Dönüşümün bu eksenleri ille de kapsamlı değildir; ayrıca bugünün küresel toplumunun dinî tezahürleri, sürekliliğin bir tarafına ya da diğerine düzgün bir şekilde düşmezler. Bunun yerine, küreselleşmenin bölümü altında dinî çoğulculuk alanı seçip ayırmak için bulgusal ayrımlar olarak hizmet ederler. Burada üzerinde durulması gereken önemli nokta, dönüşümün her bir eksenine ait her bir kutbun, kendisinin çoğulculuğunun konusu olduğudur.
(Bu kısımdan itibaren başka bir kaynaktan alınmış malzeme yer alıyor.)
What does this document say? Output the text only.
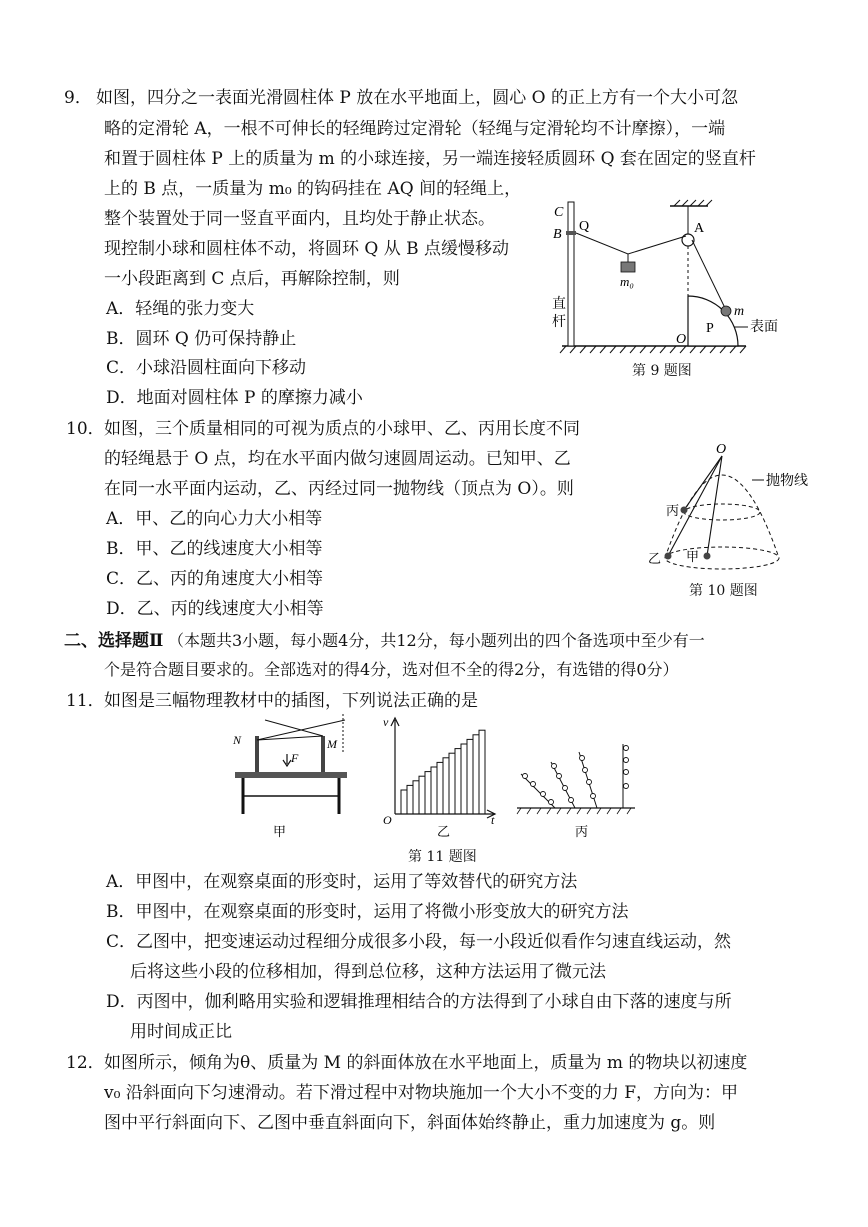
9． 如图，四分之一表面光滑圆柱体 P 放在水平地面上，圆心 O 的正上方有一个大小可忽
略的定滑轮 A，一根不可伸长的轻绳跨过定滑轮（轻绳与定滑轮均不计摩擦），一端
和置于圆柱体 P 上的质量为 m 的小球连接，另一端连接轻质圆环 Q 套在固定的竖直杆
上的 B 点，一质量为 m₀ 的钩码挂在 AQ 间的轻绳上，
整个装置处于同一竖直平面内，且均处于静止状态。
现控制小球和圆柱体不动，将圆环 Q 从 B 点缓慢移动
一小段距离到 C 点后，再解除控制，则
A．轻绳的张力变大
B．圆环 Q 仍可保持静止
C．小球沿圆柱面向下移动
D．地面对圆柱体 P 的摩擦力减小
C
B
Q	A
m₀
m
直
杆
O
P	表面
第 9 题图
10． 如图，三个质量相同的可视为质点的小球甲、乙、丙用长度不同
的轻绳悬于 O 点，均在水平面内做匀速圆周运动。已知甲、乙
在同一水平面内运动，乙、丙经过同一抛物线（顶点为 O）。则
A．甲、乙的向心力大小相等
B．甲、乙的线速度大小相等
C．乙、丙的角速度大小相等
D．乙、丙的线速度大小相等
O
抛物线
丙
乙 甲
第 10 题图
二、选择题Ⅱ （本题共3小题，每小题4分，共12分，每小题列出的四个备选项中至少有一
个是符合题目要求的。全部选对的得4分，选对但不全的得2分，有选错的得0分）
11． 如图是三幅物理教材中的插图，下列说法正确的是
N	M
F
v
O	t
甲	乙	丙
第 11 题图
A．甲图中，在观察桌面的形变时，运用了等效替代的研究方法
B．甲图中，在观察桌面的形变时，运用了将微小形变放大的研究方法
C．乙图中，把变速运动过程细分成很多小段，每一小段近似看作匀速直线运动，然
后将这些小段的位移相加，得到总位移，这种方法运用了微元法
D．丙图中，伽利略用实验和逻辑推理相结合的方法得到了小球自由下落的速度与所
用时间成正比
12． 如图所示，倾角为θ、质量为 M 的斜面体放在水平地面上，质量为 m 的物块以初速度
v₀ 沿斜面向下匀速滑动。若下滑过程中对物块施加一个大小不变的力 F，方向为：甲
图中平行斜面向下、乙图中垂直斜面向下，斜面体始终静止，重力加速度为 g。则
Kurumsallaşmamış dindarlık doğası gereği değişkenken, kurumsallaşmış din, örneğin çoğul dinlerin tezahürü olacaktır. Yerel “tekel” veya tekdüzeliğin örnekleri, aksine, “güçlü” dinin laiklik tezi altında bir “istisna” olarak görülmüş olmasına çok benzer şekilde özel bir açıklama gerektirecektir (çağrısında bulunacaktır).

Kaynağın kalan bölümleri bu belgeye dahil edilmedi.